You may have noticed that life is suffering. Ghostpoet – also known as Obaro Ejimiwe – certainly has. I Grow Tired But Dare Not Fall Asleep is the fifth album from the Mercury Prize-nominated musician, and is entirely dedicated to building a mood that’s familiar to us all right now: the sense that things are very, very bad and will inevitably become worse.
Starting with ‘Breaking Cover’, with its Talking Heads-style off-kilter guitar and propulsive bass, moving through the siren-sounding synths of ‘Concrete Pony’ to the beautifully-controlled drum fills of ‘When Mouths Collide’, Ghostpoet builds the sound of a stifled struggle through life. The atmosphere is emphasised by snippets of mournful lyricism, dealing with both the mundane miseries (watching the news) and the extreme (swan-diving off a cliff).
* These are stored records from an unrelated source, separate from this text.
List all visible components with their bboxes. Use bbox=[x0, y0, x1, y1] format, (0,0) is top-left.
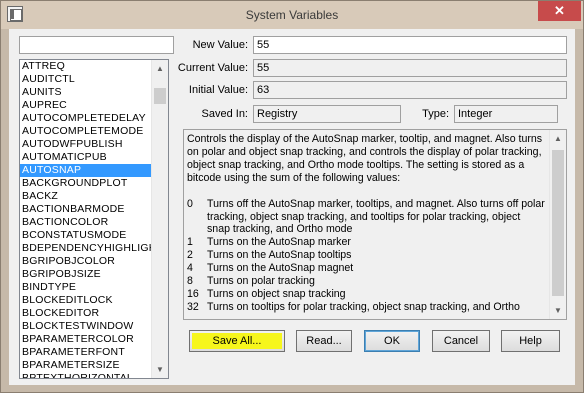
ok-button[interactable]: OK bbox=[364, 330, 420, 352]
description-option: 8 Turns on polar tracking bbox=[187, 275, 545, 288]
option-text: Turns on the AutoSnap magnet bbox=[207, 262, 354, 275]
scroll-up-arrow-icon[interactable]: ▲ bbox=[152, 60, 168, 77]
window-title: System Variables bbox=[245, 8, 339, 22]
description-option: 4 Turns on the AutoSnap magnet bbox=[187, 262, 545, 275]
new-value-field[interactable]: 55 bbox=[253, 36, 567, 54]
description-option: 1 Turns on the AutoSnap marker bbox=[187, 236, 545, 249]
option-text: Turns on the AutoSnap tooltips bbox=[207, 249, 352, 262]
variable-list-item[interactable]: AUDITCTL bbox=[20, 73, 152, 86]
save-all-button[interactable]: Save All... bbox=[189, 330, 285, 352]
variable-list-item[interactable]: AUNITS bbox=[20, 86, 152, 99]
scroll-up-arrow-icon[interactable]: ▲ bbox=[550, 130, 566, 147]
variable-list-item[interactable]: AUTOCOMPLETEMODE bbox=[20, 125, 152, 138]
variable-list-item[interactable]: AUTODWFPUBLISH bbox=[20, 138, 152, 151]
variable-list-item[interactable]: BPARAMETERSIZE bbox=[20, 359, 152, 372]
dialog-client-area: ATTREQ AUDITCTL AUNITS AUPREC AUTOCOMPLETEDE… bbox=[9, 29, 575, 385]
saved-in-field: Registry bbox=[253, 105, 401, 123]
scroll-down-arrow-icon[interactable]: ▼ bbox=[152, 361, 168, 378]
variable-list-scrollbar[interactable]: ▲ ▼ bbox=[151, 60, 168, 378]
option-text: Turns on the AutoSnap marker bbox=[207, 236, 351, 249]
description-box[interactable]: Controls the display of the AutoSnap mar… bbox=[183, 129, 567, 320]
system-variables-window: System Variables ✕ ATTREQ AUDITCTL AUNITS A… bbox=[0, 0, 584, 393]
variable-list-item[interactable]: AUPREC bbox=[20, 99, 152, 112]
variable-list-item[interactable]: BACKGROUNDPLOT bbox=[20, 177, 152, 190]
variable-search-input[interactable] bbox=[19, 36, 174, 54]
option-value: 1 bbox=[187, 236, 193, 249]
variable-list-item[interactable]: BGRIPOBJCOLOR bbox=[20, 255, 152, 268]
description-intro: Controls the display of the AutoSnap mar… bbox=[187, 133, 543, 184]
initial-value-field: 63 bbox=[253, 81, 567, 99]
variable-list-item[interactable]: BGRIPOBJSIZE bbox=[20, 268, 152, 281]
variable-list-items: ATTREQ AUDITCTL AUNITS AUPREC AUTOCOMPLETEDE… bbox=[20, 60, 152, 378]
variable-list-item[interactable]: AUTOMATICPUB bbox=[20, 151, 152, 164]
option-value: 0 bbox=[187, 197, 193, 210]
variable-list-item[interactable]: BCONSTATUSMODE bbox=[20, 229, 152, 242]
variable-list-item[interactable]: BLOCKEDITLOCK bbox=[20, 294, 152, 307]
scroll-thumb[interactable] bbox=[552, 150, 564, 296]
variable-list-item[interactable]: BLOCKEDITOR bbox=[20, 307, 152, 320]
help-button[interactable]: Help bbox=[501, 330, 560, 352]
initial-value-label: Initial Value: bbox=[188, 84, 248, 96]
description-option: 0 Turns off the AutoSnap marker, tooltips… bbox=[187, 198, 545, 237]
option-value: 8 bbox=[187, 275, 193, 288]
description-option: 32 Turns on tooltips for polar tracking, … bbox=[187, 301, 545, 314]
variable-list-item[interactable]: AUTOSNAP bbox=[20, 164, 152, 177]
variable-list-item[interactable]: BPARAMETERFONT bbox=[20, 346, 152, 359]
current-value-field: 55 bbox=[253, 59, 567, 77]
scroll-down-arrow-icon[interactable]: ▼ bbox=[550, 302, 566, 319]
current-value-label: Current Value: bbox=[177, 62, 248, 74]
save-all-label: Save All... bbox=[212, 335, 262, 347]
variable-list-item[interactable]: BINDTYPE bbox=[20, 281, 152, 294]
new-value-label: New Value: bbox=[192, 39, 248, 51]
variable-list-item[interactable]: BACTIONBARMODE bbox=[20, 203, 152, 216]
scroll-thumb[interactable] bbox=[154, 88, 166, 104]
option-value: 32 bbox=[187, 300, 199, 313]
description-option: 2 Turns on the AutoSnap tooltips bbox=[187, 249, 545, 262]
variable-list-item[interactable]: BLOCKTESTWINDOW bbox=[20, 320, 152, 333]
saved-in-label: Saved In: bbox=[201, 108, 248, 120]
variable-list-item[interactable]: ATTREQ bbox=[20, 60, 152, 73]
variable-list-item[interactable]: BPTEXTHORIZONTAL bbox=[20, 372, 152, 378]
type-field: Integer bbox=[454, 105, 558, 123]
description-scrollbar[interactable]: ▲ ▼ bbox=[549, 130, 566, 319]
close-button[interactable]: ✕ bbox=[538, 1, 581, 21]
option-value: 16 bbox=[187, 287, 199, 300]
title-bar[interactable]: System Variables ✕ bbox=[1, 1, 583, 29]
description-text: Controls the display of the AutoSnap mar… bbox=[187, 133, 545, 314]
cancel-button[interactable]: Cancel bbox=[432, 330, 490, 352]
variable-list-item[interactable]: BACTIONCOLOR bbox=[20, 216, 152, 229]
type-label: Type: bbox=[422, 108, 449, 120]
read-button[interactable]: Read... bbox=[296, 330, 352, 352]
option-text: Turns on tooltips for polar tracking, ob… bbox=[207, 300, 520, 313]
option-text: Turns off the AutoSnap marker, tooltips,… bbox=[207, 197, 545, 236]
variable-list-item[interactable]: BDEPENDENCYHIGHLIGHT bbox=[20, 242, 152, 255]
variable-list-item[interactable]: BACKZ bbox=[20, 190, 152, 203]
variable-list[interactable]: ATTREQ AUDITCTL AUNITS AUPREC AUTOCOMPLETEDE… bbox=[19, 59, 169, 379]
option-value: 4 bbox=[187, 262, 193, 275]
variable-list-item[interactable]: AUTOCOMPLETEDELAY bbox=[20, 112, 152, 125]
variable-list-item[interactable]: BPARAMETERCOLOR bbox=[20, 333, 152, 346]
description-option: 16 Turns on object snap tracking bbox=[187, 288, 545, 301]
option-text: Turns on object snap tracking bbox=[207, 287, 346, 300]
option-value: 2 bbox=[187, 249, 193, 262]
option-text: Turns on polar tracking bbox=[207, 275, 315, 288]
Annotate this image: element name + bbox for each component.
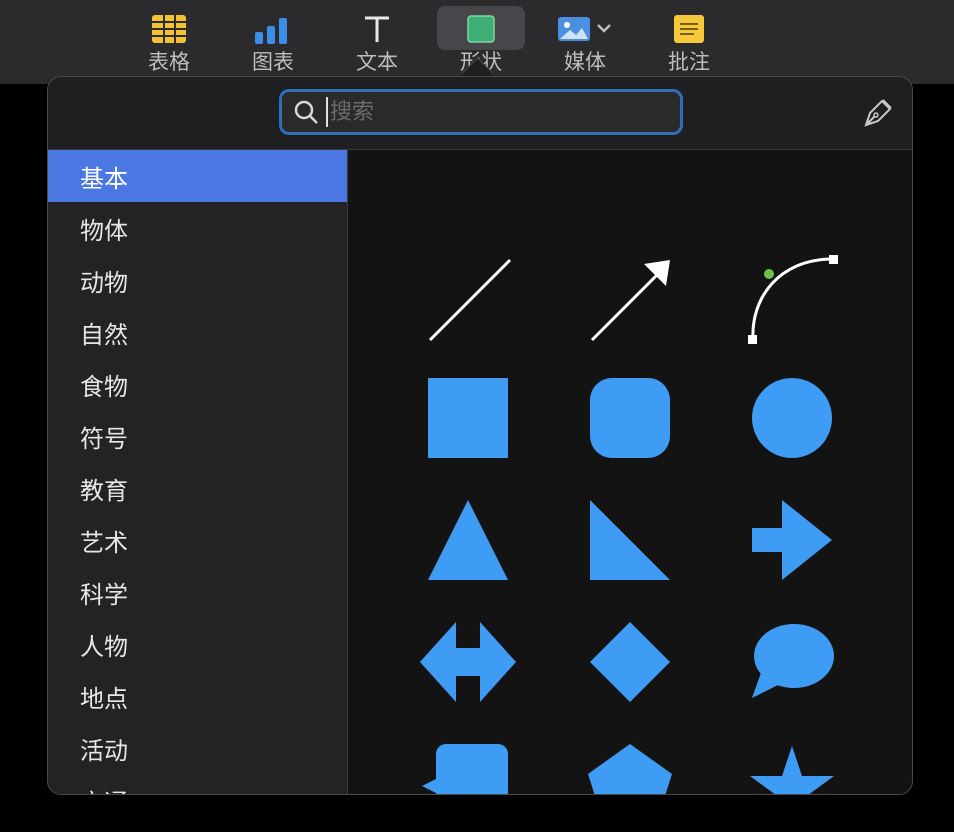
double-arrow-shape[interactable] bbox=[420, 622, 518, 704]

Listening to an album this bleak, during a time this bleak, might be a little much for some. Yet if, like me, you find comfort in sharing despair, this is a highly rewarding, haunting experience, one that really grapples with the difficulties of keeping calm and carrying on. At many points Ejimiwe’s vocals become just haunting rhetorical questions: Where do we go from here? What becomes of me? Like many of us Ejimiwe is so tired; like many of us, he cannot sleep.